Paul Peterson, when the Donna Reed Show went off the air, said he tried to continue working as an actor but Mickey Rooney finally come over to tell him it was a lost cause.

I was just driving home from the grocery store with NPR on listening to a woman tell how her closed-minded parents thought she should get a good job and live a normal life instead of pursuing her dream, whatever that was. But even if you're successful in some creative endeavor, it probably won't last long. Acting careers, for example, peter out. A lot of actors did very well for a time and wound up as realtors. Victor Mature had a TV repair shop. Tommy Kirk went into carpet cleaning.

You have some poor devils like Dustin Diamond who won't let go. He's 42, his life is going nowhere, but he doesn't have much alternative, especially now that he's an ex-convict.

Bob Denver, TV's Gilligan, starred on stage in Play It Again, Sam, taking over Woody Allen's role.

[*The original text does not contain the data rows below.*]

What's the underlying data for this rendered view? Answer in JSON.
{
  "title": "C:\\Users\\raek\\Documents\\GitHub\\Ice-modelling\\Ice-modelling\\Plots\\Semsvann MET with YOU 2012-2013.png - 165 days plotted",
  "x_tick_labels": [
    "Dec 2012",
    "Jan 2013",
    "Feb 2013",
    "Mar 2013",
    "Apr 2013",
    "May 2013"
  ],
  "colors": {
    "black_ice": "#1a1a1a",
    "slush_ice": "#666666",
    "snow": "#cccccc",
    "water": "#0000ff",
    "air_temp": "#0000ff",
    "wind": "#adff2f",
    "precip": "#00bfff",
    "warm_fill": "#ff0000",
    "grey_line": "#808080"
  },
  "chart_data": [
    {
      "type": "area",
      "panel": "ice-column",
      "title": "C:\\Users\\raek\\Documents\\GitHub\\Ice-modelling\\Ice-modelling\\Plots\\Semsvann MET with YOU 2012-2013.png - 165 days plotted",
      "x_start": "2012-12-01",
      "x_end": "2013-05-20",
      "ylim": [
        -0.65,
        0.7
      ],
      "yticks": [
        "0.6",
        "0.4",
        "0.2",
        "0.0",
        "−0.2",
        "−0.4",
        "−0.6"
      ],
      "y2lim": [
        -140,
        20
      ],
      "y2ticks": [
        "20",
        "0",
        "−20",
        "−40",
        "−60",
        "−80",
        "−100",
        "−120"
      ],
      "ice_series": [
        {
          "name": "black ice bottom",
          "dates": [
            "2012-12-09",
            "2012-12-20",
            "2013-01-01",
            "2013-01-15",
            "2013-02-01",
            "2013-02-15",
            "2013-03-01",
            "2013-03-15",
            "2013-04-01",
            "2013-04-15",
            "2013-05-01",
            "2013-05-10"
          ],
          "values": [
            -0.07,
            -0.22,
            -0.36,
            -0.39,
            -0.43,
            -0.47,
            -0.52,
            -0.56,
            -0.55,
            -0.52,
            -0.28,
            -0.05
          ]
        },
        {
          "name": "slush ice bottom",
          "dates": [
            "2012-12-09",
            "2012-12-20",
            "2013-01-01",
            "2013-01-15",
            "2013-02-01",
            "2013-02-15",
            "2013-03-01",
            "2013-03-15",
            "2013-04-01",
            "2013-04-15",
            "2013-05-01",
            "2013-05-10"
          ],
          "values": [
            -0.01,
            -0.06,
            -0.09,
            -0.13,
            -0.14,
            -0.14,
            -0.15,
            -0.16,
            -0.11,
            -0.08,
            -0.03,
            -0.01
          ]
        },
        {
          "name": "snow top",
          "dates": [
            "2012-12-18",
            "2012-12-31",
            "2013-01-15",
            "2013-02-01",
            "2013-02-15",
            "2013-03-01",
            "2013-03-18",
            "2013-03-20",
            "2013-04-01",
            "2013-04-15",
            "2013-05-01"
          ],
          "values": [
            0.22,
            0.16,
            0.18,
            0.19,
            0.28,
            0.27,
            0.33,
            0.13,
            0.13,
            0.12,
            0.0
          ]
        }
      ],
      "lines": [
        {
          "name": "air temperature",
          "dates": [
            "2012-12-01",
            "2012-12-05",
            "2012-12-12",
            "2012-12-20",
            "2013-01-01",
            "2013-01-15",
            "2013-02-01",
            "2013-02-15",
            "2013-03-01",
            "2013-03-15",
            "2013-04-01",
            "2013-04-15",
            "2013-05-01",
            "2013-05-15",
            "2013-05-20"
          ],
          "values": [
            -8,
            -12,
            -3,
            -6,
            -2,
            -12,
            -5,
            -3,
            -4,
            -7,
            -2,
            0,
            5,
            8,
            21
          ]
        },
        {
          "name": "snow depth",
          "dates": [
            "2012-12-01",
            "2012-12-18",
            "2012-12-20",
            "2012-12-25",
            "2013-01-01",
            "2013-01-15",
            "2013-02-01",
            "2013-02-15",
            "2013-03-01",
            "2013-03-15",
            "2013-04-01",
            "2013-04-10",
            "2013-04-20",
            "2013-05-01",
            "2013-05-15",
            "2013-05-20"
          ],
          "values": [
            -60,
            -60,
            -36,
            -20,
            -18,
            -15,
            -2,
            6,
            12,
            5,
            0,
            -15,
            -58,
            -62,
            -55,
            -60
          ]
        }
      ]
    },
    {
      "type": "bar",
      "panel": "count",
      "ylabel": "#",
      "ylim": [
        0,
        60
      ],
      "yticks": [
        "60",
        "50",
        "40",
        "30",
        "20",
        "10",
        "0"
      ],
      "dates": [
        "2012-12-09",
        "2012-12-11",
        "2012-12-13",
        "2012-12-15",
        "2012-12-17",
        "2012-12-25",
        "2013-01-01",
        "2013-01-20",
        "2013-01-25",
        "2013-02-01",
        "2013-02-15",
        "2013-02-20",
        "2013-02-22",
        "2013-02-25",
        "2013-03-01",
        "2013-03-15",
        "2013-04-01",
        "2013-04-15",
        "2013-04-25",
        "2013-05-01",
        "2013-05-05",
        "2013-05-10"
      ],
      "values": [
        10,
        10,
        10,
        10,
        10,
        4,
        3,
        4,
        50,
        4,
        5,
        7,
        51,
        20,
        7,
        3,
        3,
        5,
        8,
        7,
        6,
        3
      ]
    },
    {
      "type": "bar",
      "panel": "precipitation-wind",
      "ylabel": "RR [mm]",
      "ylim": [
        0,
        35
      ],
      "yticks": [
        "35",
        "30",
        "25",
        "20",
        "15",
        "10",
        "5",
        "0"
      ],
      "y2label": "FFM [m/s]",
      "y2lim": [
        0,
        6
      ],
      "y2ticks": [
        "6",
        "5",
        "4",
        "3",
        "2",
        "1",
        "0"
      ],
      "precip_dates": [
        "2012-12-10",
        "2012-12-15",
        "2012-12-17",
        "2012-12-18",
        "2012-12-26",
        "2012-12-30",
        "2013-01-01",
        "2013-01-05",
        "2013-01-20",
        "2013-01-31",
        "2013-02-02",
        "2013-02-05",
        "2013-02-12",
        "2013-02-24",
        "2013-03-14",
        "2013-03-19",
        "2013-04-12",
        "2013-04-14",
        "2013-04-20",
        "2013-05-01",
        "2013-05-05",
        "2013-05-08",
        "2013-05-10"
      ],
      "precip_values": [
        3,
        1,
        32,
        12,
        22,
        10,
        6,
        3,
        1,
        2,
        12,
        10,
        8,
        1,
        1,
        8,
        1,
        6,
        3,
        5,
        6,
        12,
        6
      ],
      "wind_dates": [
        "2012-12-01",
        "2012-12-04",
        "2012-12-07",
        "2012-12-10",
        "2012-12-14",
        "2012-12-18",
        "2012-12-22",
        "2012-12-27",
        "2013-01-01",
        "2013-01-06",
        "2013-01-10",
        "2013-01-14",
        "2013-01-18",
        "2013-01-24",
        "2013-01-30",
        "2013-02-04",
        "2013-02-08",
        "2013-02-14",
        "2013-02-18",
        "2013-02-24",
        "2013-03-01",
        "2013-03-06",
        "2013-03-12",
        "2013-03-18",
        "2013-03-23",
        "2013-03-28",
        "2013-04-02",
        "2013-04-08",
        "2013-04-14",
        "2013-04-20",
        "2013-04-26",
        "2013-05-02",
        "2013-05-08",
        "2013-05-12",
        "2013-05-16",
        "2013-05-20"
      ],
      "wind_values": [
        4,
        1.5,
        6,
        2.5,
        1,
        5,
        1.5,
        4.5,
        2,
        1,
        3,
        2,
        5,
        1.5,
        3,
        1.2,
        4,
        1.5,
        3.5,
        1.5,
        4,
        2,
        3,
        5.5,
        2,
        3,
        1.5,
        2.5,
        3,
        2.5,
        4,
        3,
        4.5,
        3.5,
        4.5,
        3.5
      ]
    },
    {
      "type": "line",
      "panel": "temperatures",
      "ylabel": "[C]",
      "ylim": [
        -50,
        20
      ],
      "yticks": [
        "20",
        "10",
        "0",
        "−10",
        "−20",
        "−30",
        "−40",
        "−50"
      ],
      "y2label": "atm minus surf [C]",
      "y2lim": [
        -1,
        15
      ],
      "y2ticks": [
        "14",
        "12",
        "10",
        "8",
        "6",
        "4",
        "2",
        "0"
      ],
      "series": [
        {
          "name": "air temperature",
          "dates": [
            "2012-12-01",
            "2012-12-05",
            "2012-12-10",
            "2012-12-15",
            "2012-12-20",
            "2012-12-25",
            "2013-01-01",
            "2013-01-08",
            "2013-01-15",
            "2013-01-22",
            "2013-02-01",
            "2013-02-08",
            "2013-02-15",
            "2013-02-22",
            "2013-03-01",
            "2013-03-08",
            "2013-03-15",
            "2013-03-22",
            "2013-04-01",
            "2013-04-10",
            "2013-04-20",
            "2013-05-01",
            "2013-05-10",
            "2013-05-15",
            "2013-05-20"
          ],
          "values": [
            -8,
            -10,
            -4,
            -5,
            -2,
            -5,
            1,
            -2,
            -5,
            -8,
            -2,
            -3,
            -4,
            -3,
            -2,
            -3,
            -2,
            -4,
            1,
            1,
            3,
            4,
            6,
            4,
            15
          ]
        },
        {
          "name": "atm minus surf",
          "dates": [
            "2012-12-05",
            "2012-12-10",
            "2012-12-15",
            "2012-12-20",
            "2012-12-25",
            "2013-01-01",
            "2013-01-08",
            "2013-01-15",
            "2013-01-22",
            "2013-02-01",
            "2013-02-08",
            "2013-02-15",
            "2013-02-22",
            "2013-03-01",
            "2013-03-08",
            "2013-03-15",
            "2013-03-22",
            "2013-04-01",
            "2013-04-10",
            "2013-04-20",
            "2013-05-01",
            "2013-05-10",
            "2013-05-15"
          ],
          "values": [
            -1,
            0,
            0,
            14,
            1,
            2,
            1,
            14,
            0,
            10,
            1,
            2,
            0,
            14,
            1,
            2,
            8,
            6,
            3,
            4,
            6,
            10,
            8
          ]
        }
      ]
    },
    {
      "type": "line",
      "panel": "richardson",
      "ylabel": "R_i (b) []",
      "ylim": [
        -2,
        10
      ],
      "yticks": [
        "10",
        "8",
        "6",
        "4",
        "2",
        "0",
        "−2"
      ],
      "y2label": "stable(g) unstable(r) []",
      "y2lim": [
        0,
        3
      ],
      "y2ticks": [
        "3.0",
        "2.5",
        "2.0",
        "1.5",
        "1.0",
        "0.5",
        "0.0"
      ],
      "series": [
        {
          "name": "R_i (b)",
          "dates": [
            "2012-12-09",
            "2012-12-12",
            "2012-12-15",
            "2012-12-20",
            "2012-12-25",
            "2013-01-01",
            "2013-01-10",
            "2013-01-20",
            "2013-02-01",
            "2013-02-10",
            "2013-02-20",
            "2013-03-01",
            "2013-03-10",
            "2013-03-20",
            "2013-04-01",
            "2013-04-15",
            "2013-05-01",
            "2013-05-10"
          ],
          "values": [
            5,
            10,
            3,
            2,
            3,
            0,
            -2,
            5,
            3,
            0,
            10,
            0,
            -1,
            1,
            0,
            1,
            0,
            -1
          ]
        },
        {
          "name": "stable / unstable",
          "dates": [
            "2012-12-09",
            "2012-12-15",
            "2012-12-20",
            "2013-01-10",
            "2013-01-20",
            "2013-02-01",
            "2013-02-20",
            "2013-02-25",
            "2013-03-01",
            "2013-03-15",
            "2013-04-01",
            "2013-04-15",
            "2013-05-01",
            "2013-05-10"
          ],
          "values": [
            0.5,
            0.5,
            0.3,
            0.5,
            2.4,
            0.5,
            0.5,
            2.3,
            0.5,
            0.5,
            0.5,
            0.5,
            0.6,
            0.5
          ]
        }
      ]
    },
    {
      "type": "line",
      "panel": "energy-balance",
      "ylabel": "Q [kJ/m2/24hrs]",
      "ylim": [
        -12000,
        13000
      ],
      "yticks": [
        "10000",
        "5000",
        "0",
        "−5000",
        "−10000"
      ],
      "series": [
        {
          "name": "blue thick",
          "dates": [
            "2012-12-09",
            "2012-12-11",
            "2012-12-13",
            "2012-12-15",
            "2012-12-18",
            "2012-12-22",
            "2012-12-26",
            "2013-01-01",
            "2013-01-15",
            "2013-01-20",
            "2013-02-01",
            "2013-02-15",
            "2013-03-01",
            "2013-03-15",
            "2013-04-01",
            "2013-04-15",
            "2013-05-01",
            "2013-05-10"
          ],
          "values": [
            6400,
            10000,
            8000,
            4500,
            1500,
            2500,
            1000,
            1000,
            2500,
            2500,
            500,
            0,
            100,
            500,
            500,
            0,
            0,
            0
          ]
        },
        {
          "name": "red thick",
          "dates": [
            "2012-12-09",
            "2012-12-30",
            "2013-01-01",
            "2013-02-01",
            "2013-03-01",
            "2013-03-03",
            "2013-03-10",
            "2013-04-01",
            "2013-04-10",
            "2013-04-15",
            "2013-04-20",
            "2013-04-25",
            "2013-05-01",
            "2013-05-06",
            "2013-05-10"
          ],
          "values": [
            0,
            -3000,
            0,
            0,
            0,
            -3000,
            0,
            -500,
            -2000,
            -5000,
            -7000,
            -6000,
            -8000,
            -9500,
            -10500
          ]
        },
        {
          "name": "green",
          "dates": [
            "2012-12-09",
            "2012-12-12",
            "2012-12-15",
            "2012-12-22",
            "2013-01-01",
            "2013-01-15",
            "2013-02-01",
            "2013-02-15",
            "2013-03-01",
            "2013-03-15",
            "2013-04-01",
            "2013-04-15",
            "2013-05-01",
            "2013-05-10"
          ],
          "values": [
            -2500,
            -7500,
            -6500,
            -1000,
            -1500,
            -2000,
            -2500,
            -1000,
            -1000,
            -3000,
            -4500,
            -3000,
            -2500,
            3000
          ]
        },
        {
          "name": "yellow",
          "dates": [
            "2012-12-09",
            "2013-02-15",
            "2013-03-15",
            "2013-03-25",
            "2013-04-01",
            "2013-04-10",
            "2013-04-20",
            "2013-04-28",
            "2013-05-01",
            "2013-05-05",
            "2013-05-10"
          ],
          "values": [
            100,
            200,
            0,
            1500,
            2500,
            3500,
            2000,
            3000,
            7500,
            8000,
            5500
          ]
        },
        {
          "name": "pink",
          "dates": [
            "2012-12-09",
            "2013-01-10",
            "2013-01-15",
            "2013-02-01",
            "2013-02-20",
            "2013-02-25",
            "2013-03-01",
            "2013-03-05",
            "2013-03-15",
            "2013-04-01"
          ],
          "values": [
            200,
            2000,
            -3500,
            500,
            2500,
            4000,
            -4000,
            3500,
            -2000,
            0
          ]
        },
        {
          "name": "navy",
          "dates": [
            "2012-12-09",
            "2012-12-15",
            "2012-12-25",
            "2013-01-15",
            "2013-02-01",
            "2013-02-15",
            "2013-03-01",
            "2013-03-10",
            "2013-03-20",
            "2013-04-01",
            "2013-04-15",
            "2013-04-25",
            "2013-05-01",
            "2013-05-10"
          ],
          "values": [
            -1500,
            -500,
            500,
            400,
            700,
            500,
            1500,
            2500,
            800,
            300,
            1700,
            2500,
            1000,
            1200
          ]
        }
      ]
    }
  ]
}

Horshack is big on Broadway. There's nothing like that for Diamond. Maybe he could have done local TV commercials if hadn't been for the sex tape.

Poor devil looks terrible. He's grown a beard which is probably all he can do about it. He should try to maintain a neutral expression at all times, maybe try different wigs or hats. He needs to lose weight. Or maybe gain lots and lots of weight. I'm really not the one to give advice.